- Education: Boston University Washington University in St. Louis University of Pittsburgh Johns Hopkins University
- Occupation: Transplant Surgeon
- Organization: Northwell Health
- Known for: Syndromic Incidence of Ovarian Cancer & Vascular procedures during transplant
- Spouse: Christine Sardo Molmenti (m. 2013)

= Ernesto Pompeo Molmenti =

American transplant surgeon, scientist, and author

Ernesto Pompeo Molmenti is an American transplant surgeon, scientist, and author. Currently practicing in Reno, Nevada. He is Chief of Transplantation at Renown Health, Executive Director of the Renown Transplant Institute, Director and Executive Vice President of the Nevada Transplant Institute, and Professor at the University of Nevada, Reno.

Previously, Molmenti served as Chief of Surgical Innovation and Vice-Chairman of the Department of Surgery at North Shore University Hospital / Northwell Health, and as a Professor of Surgery, Medicine, and Pediatrics at Zucker School of Medicine at Hofstra/Northwell.

Molmenti is recognized for his description of the “Syndromic Incidence of Ovarian Cancer after Liver Transplantation, with Special Reference to Anteceding Breast Cancer,” and for the development of the vascular reconstruction technique known as the "Molmenti technique".

== Biography ==
Ernesto Pompeo Molmenti was born in Buenos Aires, Argentina. He is the son of a surgeon father and an artist mother. When he was interviewed during his Chief residency, he stated that "From my father, I gained a love of anatomy and surgery, from my mother, a love of books". He received a full scholarship during high school, that allowed him to continue his education in the United States.

== Education ==
Molmenti completed the early admission combined college and medical school program (MMEDIC) at Boston University with the degrees of BA and MD. His residency training and Chief Residency was at Barnes-Jewish Hospital - Washington University School of Medicine in St. Louis, and his clinical fellowship in adult and pediatric abdominal organ transplantation at the University of Pittsburgh. His residency included 3 years of basic science research, and his fellowship an extra period of pediatric and pancreatic transplantation. Molmenti has been involved in education, and both clinical and basic research.

== Career ==
After his fellowship, he joined Baylor University Medical Center and Children’s Medical Center in Dallas, Texas. While in Texas, he performed adult kidney and pancreas transplants and both adult and pediatric liver transplants. Molmenti then joined The Johns Hopkins University School of Medicine as Associate Professor of Surgery and Surgical Director Kidney/Pancreas Transplantation. There he also obtained his MBA degree. Prior to joining Hofstra Northwell, he was Professor of Surgery and Director of Abdominal Transplantation at the University of Arizona. In Arizona, he re-established the pediatric kidney transplant program and revitalized the adult kidney transplant program. He also re-established the adult and pediatric liver programs, and the adult pancreas program. He performed the first split liver transplant at the University of Arizona, where a single liver was split into 2 parts, the smaller one being transplanted into a 6 month old girl and the larger one being transplanted into an adult.

== Publications / research ==
Molmenti authored / co-authored over 340 peer-reviewed manuscripts in journals such as the New England Journal of Medicine, The Lancet, Proceedings of the National Academy of Sciences of the United States of America, Journal of Biological Chemistry, Journal of Clinical Investigation, Journal of Experimental Medicine, Journal of Immunology, Annals of Surgery, Journal of the American College of Surgeons, American Journal of Transplantation, Journal of Pediatric Surgery, Journal of Surgical Research, Langenbeck's Archives of Surg, Liver Transplantation, Pediatric Transplantation, Radiology, Surgery, and Transplantation.

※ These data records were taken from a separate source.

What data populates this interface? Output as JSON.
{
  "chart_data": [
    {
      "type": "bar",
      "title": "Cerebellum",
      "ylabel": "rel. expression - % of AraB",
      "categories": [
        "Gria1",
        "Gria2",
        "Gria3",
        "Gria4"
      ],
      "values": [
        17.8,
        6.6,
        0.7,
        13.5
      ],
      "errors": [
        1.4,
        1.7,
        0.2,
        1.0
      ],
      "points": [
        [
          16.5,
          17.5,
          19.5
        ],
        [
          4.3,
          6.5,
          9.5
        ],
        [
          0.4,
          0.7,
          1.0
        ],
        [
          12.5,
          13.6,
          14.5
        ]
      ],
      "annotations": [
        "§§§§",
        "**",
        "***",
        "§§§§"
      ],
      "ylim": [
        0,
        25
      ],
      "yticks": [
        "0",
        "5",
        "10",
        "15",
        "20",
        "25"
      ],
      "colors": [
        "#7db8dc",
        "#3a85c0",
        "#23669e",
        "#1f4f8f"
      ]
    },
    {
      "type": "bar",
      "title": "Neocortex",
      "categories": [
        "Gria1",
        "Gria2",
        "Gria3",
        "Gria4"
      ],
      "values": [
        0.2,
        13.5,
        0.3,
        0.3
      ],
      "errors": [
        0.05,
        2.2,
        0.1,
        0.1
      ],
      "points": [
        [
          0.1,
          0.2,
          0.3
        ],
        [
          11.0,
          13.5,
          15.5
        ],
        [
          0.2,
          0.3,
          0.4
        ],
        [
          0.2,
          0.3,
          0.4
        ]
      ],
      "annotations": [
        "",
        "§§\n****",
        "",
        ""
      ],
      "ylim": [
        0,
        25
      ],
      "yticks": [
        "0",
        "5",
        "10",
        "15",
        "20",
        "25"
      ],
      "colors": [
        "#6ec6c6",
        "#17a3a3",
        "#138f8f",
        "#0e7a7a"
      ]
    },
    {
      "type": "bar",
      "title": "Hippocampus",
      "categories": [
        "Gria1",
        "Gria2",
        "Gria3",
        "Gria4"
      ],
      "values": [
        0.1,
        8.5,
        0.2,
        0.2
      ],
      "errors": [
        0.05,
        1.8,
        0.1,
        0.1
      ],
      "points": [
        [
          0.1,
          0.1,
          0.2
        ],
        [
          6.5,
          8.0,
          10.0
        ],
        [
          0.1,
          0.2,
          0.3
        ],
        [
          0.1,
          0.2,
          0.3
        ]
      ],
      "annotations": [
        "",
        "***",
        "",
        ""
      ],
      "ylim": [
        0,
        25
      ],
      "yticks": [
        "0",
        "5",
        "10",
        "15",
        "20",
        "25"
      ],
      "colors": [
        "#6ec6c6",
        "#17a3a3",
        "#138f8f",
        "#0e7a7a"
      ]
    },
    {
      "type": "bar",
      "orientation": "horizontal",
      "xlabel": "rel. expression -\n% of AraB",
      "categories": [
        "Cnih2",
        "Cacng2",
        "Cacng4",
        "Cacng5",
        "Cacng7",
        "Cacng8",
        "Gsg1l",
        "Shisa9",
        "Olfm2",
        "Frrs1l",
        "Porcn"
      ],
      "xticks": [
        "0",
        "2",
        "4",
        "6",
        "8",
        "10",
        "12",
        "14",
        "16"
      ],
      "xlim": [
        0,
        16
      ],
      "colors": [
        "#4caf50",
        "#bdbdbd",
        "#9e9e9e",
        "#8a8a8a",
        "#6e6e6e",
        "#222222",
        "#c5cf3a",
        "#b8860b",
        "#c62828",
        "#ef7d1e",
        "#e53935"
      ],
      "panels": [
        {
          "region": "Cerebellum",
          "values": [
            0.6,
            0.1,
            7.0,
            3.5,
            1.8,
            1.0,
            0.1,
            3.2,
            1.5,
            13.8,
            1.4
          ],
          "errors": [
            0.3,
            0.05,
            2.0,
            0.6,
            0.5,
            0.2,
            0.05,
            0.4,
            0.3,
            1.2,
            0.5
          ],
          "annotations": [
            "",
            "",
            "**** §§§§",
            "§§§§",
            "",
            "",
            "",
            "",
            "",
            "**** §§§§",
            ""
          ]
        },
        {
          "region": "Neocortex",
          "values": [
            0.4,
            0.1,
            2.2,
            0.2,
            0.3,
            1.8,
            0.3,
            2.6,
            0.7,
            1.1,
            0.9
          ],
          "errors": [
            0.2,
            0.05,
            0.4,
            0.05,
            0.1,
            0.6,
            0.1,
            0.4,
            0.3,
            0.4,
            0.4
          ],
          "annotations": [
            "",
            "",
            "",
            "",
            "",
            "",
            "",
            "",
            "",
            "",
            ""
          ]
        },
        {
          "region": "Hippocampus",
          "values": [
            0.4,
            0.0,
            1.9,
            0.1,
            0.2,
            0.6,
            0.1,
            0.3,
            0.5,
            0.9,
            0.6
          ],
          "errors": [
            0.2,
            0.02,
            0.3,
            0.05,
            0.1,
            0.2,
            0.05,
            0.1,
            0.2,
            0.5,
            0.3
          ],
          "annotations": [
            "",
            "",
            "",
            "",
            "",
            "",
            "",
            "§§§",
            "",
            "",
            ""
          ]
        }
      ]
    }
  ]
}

He also authored 8 books: Atlas of Liver Transplantation (translated into Chinese and Japanese), Intestinal and Multivisceral Transplantation, Kidney and Pancreas Transplantation (translated into Spanish), Thyroidectomy: Anatomical Basis of Surgical Technique (translated into Spanish), and Liver Transplantation (currently in press, McGraw Hill).

Molmenti published as first author his observations and findings on the previously undescribed “Syndromic Incidence of Ovarian Carcinoma After Liver Transplantation, with Special Reference to Anteceding Breast Cancer”. Molmenti has recently proposed (in a publication in The Lancet, 2018) a new approach to directed organ donation and incompatible kidney chains. While at Johns Hopkins, Molmenti was awarded a Faculty Research Fellowship by the American College of Surgeons as well as the Bernard Amos Young Investigator Immunology Award for his work on proteomic characterization of organ transplant rejection. This work was also presented at a special invited lecture to the American Transplant Congress in Boston (2004).